In Southern states, particularly, the idea that Miss America will not be judged on appearance is upsetting, said veteran pageant consultant Chris Saltalamacchio, who last week was advising 46 clients competing in five states, mostly on platform and interview prep.

"There's an aesthetic that comes along with being Miss Alabama and Miss Georgia and Miss Tennessee," he says. "People at those pageants may deny it, but we're never going to have a Miss Georgia that's not beautiful. That's part of the brand. Beauty and health and fitness mean a lot of different things, but they have to mean something. Otherwise why does Miss America exist? There she is, your ideal."

Saltalamacchio wonders if it's the judging standards themselves that should be reconsidered in light of #MeToo, rather than the competition.

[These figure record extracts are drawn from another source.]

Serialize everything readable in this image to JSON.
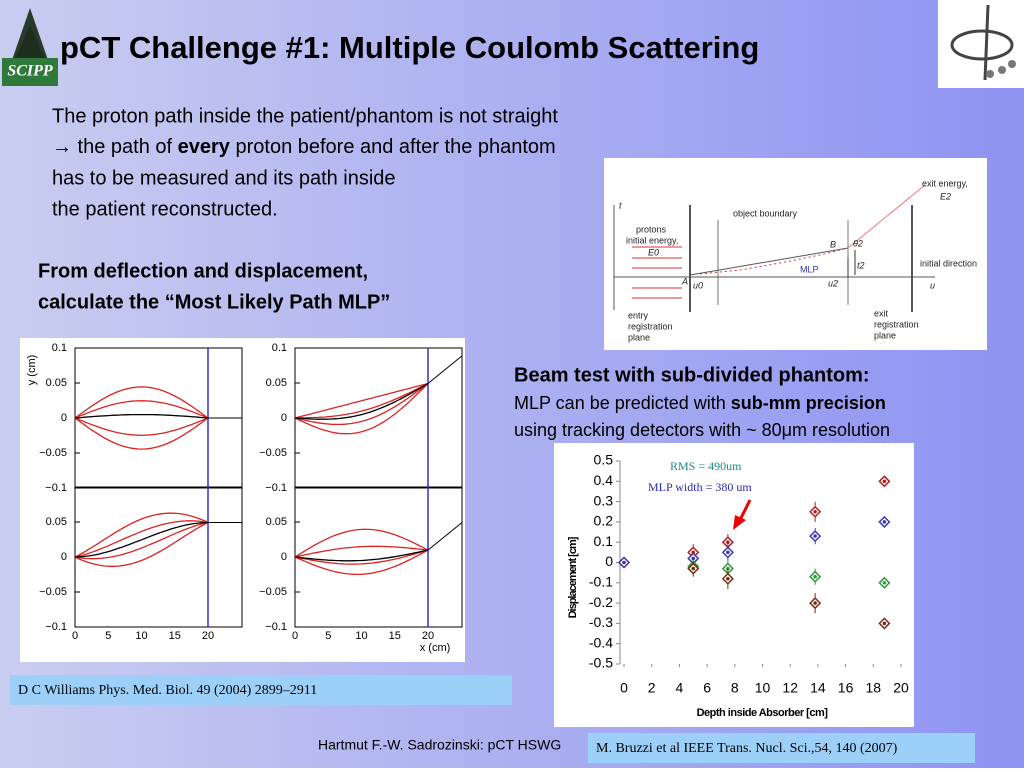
{
  "logo_left": "SCIPP",
  "title": "pCT Challenge #1: Multiple Coulomb Scattering",
  "intro": [
    "The proton path inside the patient/phantom is not straight",
    "→ the path of ",
    "every",
    " proton before and after the phantom",
    "has to be measured and its path inside",
    "the patient reconstructed."
  ],
  "subheading": [
    "From deflection and displacement,",
    "calculate the “Most Likely Path MLP”"
  ],
  "diagram": {
    "t_axis": "t",
    "protons": "protons",
    "initial_energy": "initial energy,",
    "e0": "E0",
    "object_boundary": "object boundary",
    "exit_energy": "exit energy,",
    "e2": "E2",
    "b": "B",
    "theta2": "θ2",
    "t2": "t2",
    "mlp": "MLP",
    "initial_direction": "initial direction",
    "a": "A",
    "u0": "u0",
    "u2": "u2",
    "u_axis": "u",
    "entry": [
      "entry",
      "registration",
      "plane"
    ],
    "exit": [
      "exit",
      "registration",
      "plane"
    ]
  },
  "mcs_plots": {
    "y_label": "y (cm)",
    "x_label": "x (cm)",
    "yticks": [
      "0.1",
      "0.05",
      "0",
      "−0.05",
      "−0.1"
    ],
    "xticks": [
      "0",
      "5",
      "10",
      "15",
      "20"
    ]
  },
  "citation_left": "D C Williams Phys. Med. Biol. 49 (2004) 2899–2911",
  "beam_test": {
    "heading": "Beam test with sub-divided phantom:",
    "line1": [
      "MLP can be predicted with ",
      "sub-mm precision"
    ],
    "line2": "using tracking detectors with ~ 80μm resolution"
  },
  "chart_data": {
    "type": "scatter",
    "x_label": "Depth inside Absorber [cm]",
    "y_label": "Displacement [cm]",
    "annotations": [
      "RMS = 490um",
      "MLP width = 380 um"
    ],
    "xlim": [
      0,
      20
    ],
    "ylim": [
      -0.5,
      0.5
    ],
    "xticks": [
      0,
      2,
      4,
      6,
      8,
      10,
      12,
      14,
      16,
      18,
      20
    ],
    "yticks": [
      0.5,
      0.4,
      0.3,
      0.2,
      0.1,
      0,
      -0.1,
      -0.2,
      -0.3,
      -0.4,
      -0.5
    ],
    "series": [
      {
        "color": "#4a2a9a",
        "x": [
          0
        ],
        "values": [
          0
        ],
        "errors": [
          0
        ]
      },
      {
        "color": "#b02020",
        "x": [
          5,
          7.5,
          13.8,
          18.8
        ],
        "values": [
          0.05,
          0.1,
          0.25,
          0.4
        ],
        "errors": [
          0.04,
          0.04,
          0.05,
          0
        ]
      },
      {
        "color": "#3a3ab0",
        "x": [
          5,
          7.5,
          13.8,
          18.8
        ],
        "values": [
          0.02,
          0.05,
          0.13,
          0.2
        ],
        "errors": [
          0.03,
          0.04,
          0.04,
          0
        ]
      },
      {
        "color": "#2f9a3a",
        "x": [
          5,
          7.5,
          13.8,
          18.8
        ],
        "values": [
          -0.02,
          -0.03,
          -0.07,
          -0.1
        ],
        "errors": [
          0.03,
          0.04,
          0.04,
          0
        ]
      },
      {
        "color": "#7a2a10",
        "x": [
          5,
          7.5,
          13.8,
          18.8
        ],
        "values": [
          -0.03,
          -0.08,
          -0.2,
          -0.3
        ],
        "errors": [
          0.04,
          0.05,
          0.05,
          0
        ]
      }
    ]
  },
  "footer": "Hartmut F.-W. Sadrozinski: pCT HSWG",
  "citation_right": "M. Bruzzi et al IEEE Trans. Nucl. Sci.,54, 140 (2007)"
}
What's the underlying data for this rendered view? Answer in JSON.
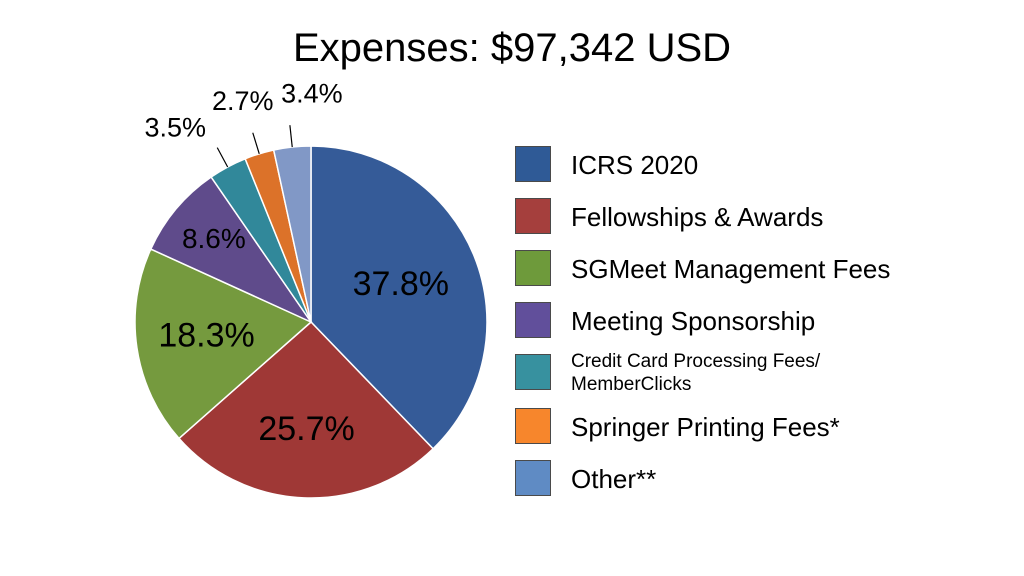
{
  "chart_data": {
    "type": "pie",
    "title": "Expenses: $97,342 USD",
    "slices": [
      {
        "label": "ICRS 2020",
        "value": 37.8,
        "value_label": "37.8%",
        "color": "#355b98"
      },
      {
        "label": "Fellowships & Awards",
        "value": 25.7,
        "value_label": "25.7%",
        "color": "#9f3836"
      },
      {
        "label": "SGMeet Management Fees",
        "value": 18.3,
        "value_label": "18.3%",
        "color": "#759a3e"
      },
      {
        "label": "Meeting Sponsorship",
        "value": 8.6,
        "value_label": "8.6%",
        "color": "#5f4b8b"
      },
      {
        "label": "Credit Card Processing Fees/ MemberClicks",
        "value": 3.5,
        "value_label": "3.5%",
        "color": "#31889a"
      },
      {
        "label": "Springer Printing Fees*",
        "value": 2.7,
        "value_label": "2.7%",
        "color": "#dc7229"
      },
      {
        "label": "Other**",
        "value": 3.4,
        "value_label": "3.4%",
        "color": "#8198c6"
      }
    ],
    "legend_position": "right",
    "legend_colors": [
      "#2f5a96",
      "#a53f3d",
      "#6e9a3b",
      "#614f9b",
      "#37919f",
      "#f7862c",
      "#5f8bc4"
    ]
  }
}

Who says beauty is limited to one body type, one ideal? Who says the concept of beauty, a topic mulled by ancient philosophers and modern reality shows, is anathema?

Besides, rarely does the winner of swimsuit go on to become Miss America. "If you're going to look at all the different times God used beauty in the Bible, why are we devaluing that?" he said.

For some, this feels as if the pageant has been hijacked by people with a political or social agenda they don't share, by leadership that stresses one type of Miss America over another.

Avery Wythe, Miss Atlantic County, a three-sport high school star from Port Republic now at the University of Notre Dame, where she is a football manager and, by the way, can throw a 30-yard spiral, takes a more expansive view of the controversy.

She is more in the model of the current Miss America, Cara Mund, a graduate of Brown University, or other Miss Americas who excelled in academics or sports or music before donning a sash in pageant-land.

But still. Even a contestant as accomplished as Wythe is not immune to the allure of, well, pageantry.